IndusInd Bank’s asset quality improved following a write-off of Rs 2,517 crore, primarily from its microfinance portfolio. “Microfinance slippages remained elevated during the quarter, prompting us to undertake accelerated provisioning to rationalise the outstanding NPA book. As a result, GNPA and net NPA improved to 3.6% and 1.44%, respectively,” said Rajiv Anand, MD and CEO, in the post-earnings media interaction.

A report by ICICI Securities noted that while microfinance slippages may have peaked, write-offs are likely to remain elevated due to the bulky GNPA pool. “We estimate credit costs to stay high in the near term, as IndusInd Bank aims to reduce net NPA and strengthen its provision coverage ratio,” the report said.

IDFC First, too, posted a sequential improvement, with GNPA and net NPA ratios declining by 11 bps and 3 bps to 1.86% and 0.52%, respectively.
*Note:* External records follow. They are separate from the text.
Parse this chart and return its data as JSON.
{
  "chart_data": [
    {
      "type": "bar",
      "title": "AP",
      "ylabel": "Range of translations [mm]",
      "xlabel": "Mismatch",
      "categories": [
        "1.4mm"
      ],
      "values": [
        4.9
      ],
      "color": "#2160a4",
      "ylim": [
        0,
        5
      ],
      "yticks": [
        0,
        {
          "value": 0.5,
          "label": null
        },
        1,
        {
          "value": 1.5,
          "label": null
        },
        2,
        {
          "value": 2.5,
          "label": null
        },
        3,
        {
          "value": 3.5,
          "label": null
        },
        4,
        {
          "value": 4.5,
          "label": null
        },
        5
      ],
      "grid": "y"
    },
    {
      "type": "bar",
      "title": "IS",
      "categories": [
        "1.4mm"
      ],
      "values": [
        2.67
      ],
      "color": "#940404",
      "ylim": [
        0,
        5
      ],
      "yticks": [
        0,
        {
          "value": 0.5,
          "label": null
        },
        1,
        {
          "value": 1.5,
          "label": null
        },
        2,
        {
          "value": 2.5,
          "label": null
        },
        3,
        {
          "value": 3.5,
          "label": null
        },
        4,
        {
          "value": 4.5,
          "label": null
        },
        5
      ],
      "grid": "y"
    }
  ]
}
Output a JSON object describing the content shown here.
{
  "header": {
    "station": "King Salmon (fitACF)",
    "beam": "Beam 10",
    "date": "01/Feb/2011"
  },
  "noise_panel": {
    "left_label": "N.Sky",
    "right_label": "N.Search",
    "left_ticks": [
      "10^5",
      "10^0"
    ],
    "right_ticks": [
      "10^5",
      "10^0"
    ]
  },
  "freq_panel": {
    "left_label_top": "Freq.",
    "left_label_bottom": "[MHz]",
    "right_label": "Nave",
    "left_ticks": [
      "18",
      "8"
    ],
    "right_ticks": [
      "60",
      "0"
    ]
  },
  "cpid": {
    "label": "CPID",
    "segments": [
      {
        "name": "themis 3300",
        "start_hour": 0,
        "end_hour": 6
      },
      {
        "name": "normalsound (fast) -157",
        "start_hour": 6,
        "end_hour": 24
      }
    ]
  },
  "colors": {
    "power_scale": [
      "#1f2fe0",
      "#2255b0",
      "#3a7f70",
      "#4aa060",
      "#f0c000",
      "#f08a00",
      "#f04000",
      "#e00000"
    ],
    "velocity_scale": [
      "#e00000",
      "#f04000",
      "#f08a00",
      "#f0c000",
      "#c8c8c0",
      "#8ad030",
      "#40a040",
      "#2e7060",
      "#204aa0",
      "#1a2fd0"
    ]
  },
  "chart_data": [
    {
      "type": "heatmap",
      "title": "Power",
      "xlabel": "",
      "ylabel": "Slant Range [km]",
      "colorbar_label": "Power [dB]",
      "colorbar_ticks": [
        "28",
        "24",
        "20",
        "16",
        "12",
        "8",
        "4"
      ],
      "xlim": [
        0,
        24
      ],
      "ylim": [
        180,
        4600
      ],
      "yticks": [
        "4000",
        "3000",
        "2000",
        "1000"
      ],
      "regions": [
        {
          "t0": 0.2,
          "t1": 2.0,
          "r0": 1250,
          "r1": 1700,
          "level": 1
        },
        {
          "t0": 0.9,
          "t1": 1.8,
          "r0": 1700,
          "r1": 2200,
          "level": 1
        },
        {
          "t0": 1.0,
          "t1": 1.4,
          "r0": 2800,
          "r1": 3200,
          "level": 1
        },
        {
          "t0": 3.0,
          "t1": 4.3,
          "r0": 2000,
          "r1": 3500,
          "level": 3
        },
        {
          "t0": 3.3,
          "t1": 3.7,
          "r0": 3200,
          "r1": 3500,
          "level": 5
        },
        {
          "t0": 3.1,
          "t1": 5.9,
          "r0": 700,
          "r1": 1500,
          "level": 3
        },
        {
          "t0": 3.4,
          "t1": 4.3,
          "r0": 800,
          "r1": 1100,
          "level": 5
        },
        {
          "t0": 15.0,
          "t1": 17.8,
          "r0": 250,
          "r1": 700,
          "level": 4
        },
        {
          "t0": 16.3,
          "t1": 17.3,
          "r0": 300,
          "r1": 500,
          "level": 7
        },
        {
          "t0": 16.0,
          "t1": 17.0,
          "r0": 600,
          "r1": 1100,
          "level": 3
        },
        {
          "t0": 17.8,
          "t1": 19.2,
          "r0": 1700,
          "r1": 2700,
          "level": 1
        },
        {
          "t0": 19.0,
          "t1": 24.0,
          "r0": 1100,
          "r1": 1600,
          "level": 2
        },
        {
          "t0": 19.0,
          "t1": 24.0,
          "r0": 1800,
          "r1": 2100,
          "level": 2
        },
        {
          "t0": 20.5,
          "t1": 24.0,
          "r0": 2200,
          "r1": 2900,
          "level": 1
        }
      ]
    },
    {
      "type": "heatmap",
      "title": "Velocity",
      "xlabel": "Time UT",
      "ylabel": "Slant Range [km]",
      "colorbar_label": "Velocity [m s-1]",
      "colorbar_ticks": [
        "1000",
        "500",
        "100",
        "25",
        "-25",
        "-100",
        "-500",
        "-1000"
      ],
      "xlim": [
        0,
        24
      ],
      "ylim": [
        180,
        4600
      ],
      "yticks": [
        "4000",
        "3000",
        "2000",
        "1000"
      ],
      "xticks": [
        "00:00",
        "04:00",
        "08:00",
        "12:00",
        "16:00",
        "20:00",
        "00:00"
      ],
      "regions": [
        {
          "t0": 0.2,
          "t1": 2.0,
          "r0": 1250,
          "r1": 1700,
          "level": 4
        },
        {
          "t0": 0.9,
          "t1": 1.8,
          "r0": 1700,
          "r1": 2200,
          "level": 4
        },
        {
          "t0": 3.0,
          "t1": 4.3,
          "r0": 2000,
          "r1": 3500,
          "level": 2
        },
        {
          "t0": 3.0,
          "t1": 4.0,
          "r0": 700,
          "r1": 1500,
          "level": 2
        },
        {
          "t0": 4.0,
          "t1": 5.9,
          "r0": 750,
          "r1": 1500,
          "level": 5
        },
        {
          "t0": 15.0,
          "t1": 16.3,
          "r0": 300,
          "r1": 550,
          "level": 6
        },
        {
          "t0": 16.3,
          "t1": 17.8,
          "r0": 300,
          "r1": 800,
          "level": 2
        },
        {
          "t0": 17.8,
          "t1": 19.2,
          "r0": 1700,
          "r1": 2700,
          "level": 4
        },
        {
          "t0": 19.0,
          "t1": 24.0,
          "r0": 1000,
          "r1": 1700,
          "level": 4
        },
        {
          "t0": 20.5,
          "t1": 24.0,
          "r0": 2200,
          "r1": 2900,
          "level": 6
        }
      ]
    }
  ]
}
Excluding microfinance, the slippage ratio improved to 3.4% from 3.54% a quarter ago. With stress easing, the bank expects credit costs to improve. Excluding the microfinance segment, credit cost stood at 2.03%.

As consumption picks up and retail credit demand remains resilient, lenders said they would strike a balance between growth and prudence, keeping asset quality in focus amid evolving macro conditions.